Learn Where Outcomes Diverge: Efficient VLA RL via Probabilistic Chunk Masking
Abstract
Vision-language-action (VLA) policies are post-trained with reinforcement learning (RL) that uses binary task outcomes as world feedback, but this stage is computationally expensive. A natural response has been to speed up rollout data collection through faster simulators and world models. In GRPO-based VLA RL, however, we find that the dominant cost lies elsewhere: gradient computation accounts for ~78% of wall-clock time per step in our runs, while rollout collection accounts for only ~21%. Gradient cost dominates because much of this computation is spent on phases that contribute little to learning. GRPO's learning signal is driven by advantage variance: only phases where successful and failed rollouts diverge produce useful learning signal. However, GRPO assigns the same advantage to every chunk in a rollout.

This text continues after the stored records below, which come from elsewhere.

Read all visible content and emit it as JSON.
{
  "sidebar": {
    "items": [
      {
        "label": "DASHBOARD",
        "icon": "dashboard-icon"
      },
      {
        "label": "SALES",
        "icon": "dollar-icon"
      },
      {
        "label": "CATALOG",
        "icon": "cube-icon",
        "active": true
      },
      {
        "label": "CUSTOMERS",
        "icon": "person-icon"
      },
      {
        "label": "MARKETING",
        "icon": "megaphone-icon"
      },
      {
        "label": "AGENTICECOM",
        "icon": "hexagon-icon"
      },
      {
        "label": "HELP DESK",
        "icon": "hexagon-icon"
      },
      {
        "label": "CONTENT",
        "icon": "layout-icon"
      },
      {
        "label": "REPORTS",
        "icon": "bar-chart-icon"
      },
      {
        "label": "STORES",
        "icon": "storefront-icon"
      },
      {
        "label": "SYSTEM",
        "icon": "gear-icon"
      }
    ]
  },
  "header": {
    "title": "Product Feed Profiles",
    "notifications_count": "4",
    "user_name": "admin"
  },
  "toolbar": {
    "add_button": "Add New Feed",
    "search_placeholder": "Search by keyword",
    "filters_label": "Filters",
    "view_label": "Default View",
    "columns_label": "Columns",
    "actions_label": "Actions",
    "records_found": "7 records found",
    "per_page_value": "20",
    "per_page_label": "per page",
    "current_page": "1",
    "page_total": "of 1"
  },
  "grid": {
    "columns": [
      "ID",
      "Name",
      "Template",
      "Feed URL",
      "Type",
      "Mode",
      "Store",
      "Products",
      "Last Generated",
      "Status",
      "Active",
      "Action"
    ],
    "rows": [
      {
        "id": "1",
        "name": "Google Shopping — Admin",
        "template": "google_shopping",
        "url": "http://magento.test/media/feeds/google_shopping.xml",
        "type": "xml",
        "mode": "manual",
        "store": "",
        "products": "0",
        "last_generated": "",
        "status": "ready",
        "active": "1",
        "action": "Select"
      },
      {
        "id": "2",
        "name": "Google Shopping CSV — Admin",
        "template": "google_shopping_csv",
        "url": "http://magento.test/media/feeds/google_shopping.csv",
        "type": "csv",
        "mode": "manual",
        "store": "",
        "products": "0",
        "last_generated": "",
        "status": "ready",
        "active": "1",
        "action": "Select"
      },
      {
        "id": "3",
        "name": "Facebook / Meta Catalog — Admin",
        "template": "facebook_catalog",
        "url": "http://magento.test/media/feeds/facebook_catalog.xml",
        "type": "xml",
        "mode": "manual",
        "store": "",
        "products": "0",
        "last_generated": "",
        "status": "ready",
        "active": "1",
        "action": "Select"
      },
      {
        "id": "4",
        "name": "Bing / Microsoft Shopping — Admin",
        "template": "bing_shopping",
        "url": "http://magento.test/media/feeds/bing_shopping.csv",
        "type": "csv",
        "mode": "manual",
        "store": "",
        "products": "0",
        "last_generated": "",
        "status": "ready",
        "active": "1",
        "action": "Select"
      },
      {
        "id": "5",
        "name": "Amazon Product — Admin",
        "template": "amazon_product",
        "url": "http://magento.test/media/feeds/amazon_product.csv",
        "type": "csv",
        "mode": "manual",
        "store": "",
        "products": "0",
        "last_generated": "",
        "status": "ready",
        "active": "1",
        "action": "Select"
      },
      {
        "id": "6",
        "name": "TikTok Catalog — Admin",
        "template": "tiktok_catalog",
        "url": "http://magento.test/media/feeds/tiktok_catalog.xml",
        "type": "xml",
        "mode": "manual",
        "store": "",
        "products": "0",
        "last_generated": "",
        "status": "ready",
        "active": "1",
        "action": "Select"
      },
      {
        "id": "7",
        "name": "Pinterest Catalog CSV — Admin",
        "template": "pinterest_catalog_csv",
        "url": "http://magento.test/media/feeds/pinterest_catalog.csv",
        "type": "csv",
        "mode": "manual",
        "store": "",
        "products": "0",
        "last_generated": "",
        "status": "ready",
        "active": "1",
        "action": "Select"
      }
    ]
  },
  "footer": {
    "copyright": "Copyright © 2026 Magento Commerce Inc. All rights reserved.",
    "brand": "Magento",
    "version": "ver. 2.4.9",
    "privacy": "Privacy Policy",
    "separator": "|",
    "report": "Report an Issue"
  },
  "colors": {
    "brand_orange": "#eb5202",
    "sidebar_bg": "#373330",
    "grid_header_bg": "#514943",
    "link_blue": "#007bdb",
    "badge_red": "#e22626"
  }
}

As a result, actor-update compute is spent uniformly across the trajectory, including phases the policy already handles after pre-training and supervised fine-tuning. This paper presents Probabilistic Chunk Masking (PCM), a drop-in modification to GRPO that allocates gradient computation to a small, probabilistically selected subset of chunks per trajectory. PCM scores semantic phases using success-failure action variance, a rollout-derived proxy for per-phase gradient variance, and samples a fixed chunk budget with online-updated phase-level keep probabilities. We formalize per-phase gradient variance as the quantity that determines where gradient computation is useful and show that success-failure action variance provides a measurable proxy for it. PCM requires no reward model or learned critic, exploiting the structure of binary world-feedback signals directly. On three LIBERO benchmarks, PCM matches the final success rate of standard GRPO while achieving 2.38x wall-clock speedup, 4.8x faster gradient updates, and 60% lower peak activation memory, backpropagating through fewer than 20% of trajectory chunks.